Financial Differences of Rabbinic Sins
The rabbi writing R. Uzziel took his discussion another step, to explain why Rambam required a refund by someone who had sold Biblically prohibited food, regardless of whether the food was still in existence (even if the buyer ate what turned out to be pig). For rabbinically prohibited foods, Rambam obligated a refund only if the purchaser still had the food in his/her possession. R. Uzziel compliments his idea, but thinks it starts with a mistaken assumption. The man thinks the money is returned because the buyer got no benefit, where R. Uzziel thinks Chzal fined the seller, only for Biblically prohibited items.
I’m skipping the ins and outs of his discussion, but he mentions an interesting claim of Ketzot, who said unwittingly eating Biblically prohibited food requires atonement and repentance, but not rabbinically prohibited food (only a willful violation needs atonement).

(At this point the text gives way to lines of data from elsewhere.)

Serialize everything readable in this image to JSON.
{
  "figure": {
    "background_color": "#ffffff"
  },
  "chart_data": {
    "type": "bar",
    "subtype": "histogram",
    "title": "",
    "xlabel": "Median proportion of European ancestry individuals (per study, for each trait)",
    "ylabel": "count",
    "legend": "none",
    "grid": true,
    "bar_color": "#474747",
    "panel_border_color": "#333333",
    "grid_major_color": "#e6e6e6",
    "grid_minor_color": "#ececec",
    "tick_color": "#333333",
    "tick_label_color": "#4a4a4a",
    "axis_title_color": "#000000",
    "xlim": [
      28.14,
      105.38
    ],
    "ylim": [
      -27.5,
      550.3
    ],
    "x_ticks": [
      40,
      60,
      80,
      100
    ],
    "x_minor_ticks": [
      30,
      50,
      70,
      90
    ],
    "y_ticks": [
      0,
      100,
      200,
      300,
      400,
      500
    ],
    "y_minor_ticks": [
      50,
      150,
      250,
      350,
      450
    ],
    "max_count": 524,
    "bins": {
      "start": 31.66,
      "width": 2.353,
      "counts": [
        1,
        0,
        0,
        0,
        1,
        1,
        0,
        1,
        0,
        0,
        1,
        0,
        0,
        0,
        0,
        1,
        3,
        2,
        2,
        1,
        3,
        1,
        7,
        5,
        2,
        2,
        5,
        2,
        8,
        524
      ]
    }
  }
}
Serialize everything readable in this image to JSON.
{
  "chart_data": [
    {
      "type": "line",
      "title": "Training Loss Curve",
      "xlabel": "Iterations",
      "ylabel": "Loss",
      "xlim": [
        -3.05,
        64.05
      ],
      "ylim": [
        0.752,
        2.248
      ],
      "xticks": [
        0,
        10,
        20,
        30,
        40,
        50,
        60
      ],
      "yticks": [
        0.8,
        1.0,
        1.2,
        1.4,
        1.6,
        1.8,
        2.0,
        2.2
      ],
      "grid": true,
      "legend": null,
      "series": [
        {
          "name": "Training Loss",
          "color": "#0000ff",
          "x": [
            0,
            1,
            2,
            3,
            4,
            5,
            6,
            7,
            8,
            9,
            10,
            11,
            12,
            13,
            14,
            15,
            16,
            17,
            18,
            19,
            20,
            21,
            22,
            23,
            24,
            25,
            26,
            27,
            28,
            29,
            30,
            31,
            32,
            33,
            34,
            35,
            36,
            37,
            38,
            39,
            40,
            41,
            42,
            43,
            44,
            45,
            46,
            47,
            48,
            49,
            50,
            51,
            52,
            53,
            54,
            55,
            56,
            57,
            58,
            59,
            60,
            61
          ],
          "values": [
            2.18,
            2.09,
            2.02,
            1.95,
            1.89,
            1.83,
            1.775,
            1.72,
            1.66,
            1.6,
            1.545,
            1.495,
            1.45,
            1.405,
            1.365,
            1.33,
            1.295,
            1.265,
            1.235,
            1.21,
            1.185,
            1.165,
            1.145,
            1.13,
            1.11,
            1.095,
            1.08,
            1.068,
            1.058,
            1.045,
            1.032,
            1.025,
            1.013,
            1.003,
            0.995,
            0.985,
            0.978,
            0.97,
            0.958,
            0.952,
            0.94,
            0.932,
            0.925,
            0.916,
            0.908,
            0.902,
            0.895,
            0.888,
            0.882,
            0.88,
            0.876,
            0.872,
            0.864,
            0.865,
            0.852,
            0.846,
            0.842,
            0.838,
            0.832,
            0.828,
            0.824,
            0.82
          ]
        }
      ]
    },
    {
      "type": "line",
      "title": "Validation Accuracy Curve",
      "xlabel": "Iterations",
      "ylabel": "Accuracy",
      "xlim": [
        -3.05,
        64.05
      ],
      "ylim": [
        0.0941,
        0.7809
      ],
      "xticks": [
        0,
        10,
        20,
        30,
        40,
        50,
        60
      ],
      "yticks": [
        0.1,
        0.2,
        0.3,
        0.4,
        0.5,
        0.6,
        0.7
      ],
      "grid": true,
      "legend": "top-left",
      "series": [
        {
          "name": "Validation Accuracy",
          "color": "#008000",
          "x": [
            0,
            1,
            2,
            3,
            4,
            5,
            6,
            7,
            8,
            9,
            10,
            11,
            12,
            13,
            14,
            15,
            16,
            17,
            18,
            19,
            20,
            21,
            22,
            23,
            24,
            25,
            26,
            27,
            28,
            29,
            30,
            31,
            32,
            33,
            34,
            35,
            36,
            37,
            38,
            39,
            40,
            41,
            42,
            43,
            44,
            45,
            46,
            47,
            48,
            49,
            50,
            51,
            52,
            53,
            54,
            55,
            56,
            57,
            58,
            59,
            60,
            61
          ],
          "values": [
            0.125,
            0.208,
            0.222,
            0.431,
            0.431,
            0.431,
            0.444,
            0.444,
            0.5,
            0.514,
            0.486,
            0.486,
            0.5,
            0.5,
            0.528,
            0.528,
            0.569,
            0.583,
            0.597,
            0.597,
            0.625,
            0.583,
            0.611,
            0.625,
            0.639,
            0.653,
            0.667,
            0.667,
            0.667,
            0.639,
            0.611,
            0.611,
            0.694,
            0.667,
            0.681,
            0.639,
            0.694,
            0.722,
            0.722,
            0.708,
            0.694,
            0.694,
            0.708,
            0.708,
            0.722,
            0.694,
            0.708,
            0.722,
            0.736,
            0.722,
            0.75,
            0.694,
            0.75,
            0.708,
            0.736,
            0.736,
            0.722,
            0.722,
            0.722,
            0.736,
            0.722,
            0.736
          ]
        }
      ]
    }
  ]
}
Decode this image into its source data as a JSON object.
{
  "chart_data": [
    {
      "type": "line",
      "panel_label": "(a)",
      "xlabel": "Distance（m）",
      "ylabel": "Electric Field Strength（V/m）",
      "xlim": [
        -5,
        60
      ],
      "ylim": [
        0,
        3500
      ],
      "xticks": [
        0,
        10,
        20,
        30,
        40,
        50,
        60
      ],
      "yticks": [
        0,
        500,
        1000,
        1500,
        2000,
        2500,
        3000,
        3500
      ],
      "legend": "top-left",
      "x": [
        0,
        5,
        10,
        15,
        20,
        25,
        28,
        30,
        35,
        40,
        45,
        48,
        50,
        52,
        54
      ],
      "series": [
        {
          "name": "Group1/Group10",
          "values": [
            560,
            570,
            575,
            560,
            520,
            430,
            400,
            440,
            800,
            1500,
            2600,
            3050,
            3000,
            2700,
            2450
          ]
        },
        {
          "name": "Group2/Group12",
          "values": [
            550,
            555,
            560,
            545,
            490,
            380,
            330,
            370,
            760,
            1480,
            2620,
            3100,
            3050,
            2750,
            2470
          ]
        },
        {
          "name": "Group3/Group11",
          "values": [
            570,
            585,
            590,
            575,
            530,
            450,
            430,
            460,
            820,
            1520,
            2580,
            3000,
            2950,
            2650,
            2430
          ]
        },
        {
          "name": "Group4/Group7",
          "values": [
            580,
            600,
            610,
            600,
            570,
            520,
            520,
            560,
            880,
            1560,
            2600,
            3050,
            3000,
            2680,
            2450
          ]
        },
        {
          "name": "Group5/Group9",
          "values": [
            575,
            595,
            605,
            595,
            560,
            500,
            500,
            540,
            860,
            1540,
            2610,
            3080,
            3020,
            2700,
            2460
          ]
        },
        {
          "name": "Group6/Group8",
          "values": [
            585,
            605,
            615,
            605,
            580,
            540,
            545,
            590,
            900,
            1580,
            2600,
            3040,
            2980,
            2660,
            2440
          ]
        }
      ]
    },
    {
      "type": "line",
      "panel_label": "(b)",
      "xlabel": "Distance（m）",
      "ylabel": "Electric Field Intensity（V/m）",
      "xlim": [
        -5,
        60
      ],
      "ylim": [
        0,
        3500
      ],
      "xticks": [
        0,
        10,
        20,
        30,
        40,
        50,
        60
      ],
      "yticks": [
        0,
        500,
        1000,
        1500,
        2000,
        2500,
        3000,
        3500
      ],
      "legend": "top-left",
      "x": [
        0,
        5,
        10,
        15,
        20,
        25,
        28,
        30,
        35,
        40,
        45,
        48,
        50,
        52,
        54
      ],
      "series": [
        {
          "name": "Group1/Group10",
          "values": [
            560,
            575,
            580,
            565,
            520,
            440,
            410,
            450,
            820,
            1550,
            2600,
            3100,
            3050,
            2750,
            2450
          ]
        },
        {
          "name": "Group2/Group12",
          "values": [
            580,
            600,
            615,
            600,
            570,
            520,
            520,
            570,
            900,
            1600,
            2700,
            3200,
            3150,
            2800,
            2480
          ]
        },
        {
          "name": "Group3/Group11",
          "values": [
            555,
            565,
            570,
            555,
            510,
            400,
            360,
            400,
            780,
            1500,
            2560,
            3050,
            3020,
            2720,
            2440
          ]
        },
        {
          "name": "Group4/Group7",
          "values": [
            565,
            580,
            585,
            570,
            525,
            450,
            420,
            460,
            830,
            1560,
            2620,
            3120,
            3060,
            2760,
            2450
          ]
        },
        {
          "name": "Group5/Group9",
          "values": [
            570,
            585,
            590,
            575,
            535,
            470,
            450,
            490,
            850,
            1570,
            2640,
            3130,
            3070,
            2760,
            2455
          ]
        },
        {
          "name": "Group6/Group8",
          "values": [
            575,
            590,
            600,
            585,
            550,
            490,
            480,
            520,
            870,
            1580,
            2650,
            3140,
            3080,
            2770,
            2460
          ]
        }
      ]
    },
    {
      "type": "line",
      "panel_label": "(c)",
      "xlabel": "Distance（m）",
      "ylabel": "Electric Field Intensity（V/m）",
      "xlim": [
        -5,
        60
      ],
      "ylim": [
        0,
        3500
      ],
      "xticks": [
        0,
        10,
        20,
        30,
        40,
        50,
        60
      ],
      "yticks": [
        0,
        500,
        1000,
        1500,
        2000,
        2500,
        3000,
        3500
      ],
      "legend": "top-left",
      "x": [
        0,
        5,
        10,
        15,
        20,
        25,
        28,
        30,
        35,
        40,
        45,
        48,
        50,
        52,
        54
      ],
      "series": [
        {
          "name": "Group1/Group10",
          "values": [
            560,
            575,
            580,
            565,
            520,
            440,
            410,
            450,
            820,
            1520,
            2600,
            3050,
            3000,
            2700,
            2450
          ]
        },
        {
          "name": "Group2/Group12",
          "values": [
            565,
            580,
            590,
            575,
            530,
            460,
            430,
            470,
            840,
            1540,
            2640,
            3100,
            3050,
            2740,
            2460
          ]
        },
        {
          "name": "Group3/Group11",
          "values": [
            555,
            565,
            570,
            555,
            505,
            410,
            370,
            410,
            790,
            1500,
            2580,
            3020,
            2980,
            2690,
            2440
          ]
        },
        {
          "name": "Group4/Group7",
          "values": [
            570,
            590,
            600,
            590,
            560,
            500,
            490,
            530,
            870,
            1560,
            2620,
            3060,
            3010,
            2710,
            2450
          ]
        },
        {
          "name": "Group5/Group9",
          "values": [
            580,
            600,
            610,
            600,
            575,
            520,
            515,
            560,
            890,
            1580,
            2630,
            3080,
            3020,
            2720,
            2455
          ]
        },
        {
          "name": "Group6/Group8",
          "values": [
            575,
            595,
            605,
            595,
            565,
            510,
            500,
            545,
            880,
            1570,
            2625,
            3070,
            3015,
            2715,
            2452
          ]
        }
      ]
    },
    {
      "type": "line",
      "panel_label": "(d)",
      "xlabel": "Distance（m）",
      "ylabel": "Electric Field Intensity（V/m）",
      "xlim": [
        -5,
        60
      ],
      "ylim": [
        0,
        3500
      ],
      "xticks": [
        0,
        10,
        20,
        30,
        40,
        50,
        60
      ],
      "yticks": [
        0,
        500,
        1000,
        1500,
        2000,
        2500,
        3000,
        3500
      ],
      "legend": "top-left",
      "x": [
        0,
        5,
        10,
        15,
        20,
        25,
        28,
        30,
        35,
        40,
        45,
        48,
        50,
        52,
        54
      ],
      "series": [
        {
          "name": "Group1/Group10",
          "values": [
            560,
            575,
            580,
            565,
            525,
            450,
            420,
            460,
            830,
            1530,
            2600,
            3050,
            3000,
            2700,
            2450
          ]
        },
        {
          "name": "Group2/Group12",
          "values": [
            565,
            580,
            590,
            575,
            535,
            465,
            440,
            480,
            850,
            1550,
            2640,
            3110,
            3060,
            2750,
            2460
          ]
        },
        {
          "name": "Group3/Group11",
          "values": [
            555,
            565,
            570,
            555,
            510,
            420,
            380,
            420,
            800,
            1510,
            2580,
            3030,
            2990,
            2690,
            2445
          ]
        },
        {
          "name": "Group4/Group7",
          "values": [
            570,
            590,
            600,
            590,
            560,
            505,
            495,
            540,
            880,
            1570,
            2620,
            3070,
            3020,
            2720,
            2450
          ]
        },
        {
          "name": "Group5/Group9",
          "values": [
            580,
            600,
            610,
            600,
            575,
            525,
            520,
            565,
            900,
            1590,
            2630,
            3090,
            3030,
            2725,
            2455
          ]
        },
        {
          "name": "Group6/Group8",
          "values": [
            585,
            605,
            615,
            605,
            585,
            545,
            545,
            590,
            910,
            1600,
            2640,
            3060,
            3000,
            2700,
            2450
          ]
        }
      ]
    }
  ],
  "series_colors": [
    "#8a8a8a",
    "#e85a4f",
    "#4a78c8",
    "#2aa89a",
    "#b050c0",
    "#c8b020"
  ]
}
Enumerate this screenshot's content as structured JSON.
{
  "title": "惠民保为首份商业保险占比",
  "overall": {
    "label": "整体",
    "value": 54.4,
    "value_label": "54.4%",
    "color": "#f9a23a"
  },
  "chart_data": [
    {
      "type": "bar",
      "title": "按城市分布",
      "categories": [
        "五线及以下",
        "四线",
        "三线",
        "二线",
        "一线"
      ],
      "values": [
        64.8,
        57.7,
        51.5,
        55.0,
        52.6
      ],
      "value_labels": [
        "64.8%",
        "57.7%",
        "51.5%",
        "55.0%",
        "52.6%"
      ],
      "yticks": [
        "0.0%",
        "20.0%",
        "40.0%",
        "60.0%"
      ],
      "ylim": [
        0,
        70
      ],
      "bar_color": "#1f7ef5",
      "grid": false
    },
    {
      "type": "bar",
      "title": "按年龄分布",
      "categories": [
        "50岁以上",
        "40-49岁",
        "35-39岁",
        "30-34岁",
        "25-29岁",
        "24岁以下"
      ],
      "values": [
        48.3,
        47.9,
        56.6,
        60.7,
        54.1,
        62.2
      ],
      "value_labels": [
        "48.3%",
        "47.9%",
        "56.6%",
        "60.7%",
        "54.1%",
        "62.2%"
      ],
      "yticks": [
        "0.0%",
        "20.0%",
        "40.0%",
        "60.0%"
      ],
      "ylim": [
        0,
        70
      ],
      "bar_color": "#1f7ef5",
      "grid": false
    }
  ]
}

Ketzot inferred his idea from Eruvin 47, which tells us how to handle a situation where we do not know the proper halachic ruling. For rabbinic issues, the Gemara says to act as seems best in the moment, then investigate the issue thoroughly, advice which makes sense only if transgressions in error are not deep problems. For Biblical prohibitions, the Gemara says to investigate the law thoroughly before acting, because—says Ketzot—all transgressions, regardless of what the sinner knew or did not, are exactly that serious.
R. Uzziel is not convinced the line of reasoning matters here. Just the price difference between Biblically permissible and prohibited food might explain why we require the seller to return the money (since the buyer paid the higher price). Besides, he thinks the evidence shows mitzvah ha-ba’ah be-‘averah, wherever it applies, does so equally for rabbinic laws as for Biblical ones (except for explicit exceptions, such as lulav after the first day). And it does so, he throws in, for rabbinic commandments which amend or append an existing Biblical one as well as for those with no direct basis in Torah law (which are sometimes differentiated from each other).
When sin is essential to the performance of a mitzvah, rabbinic or Biblical, or becomes inherent to the item to be used in the mitzvah, it interferes with the fulfillment, rabbinic or Biblical.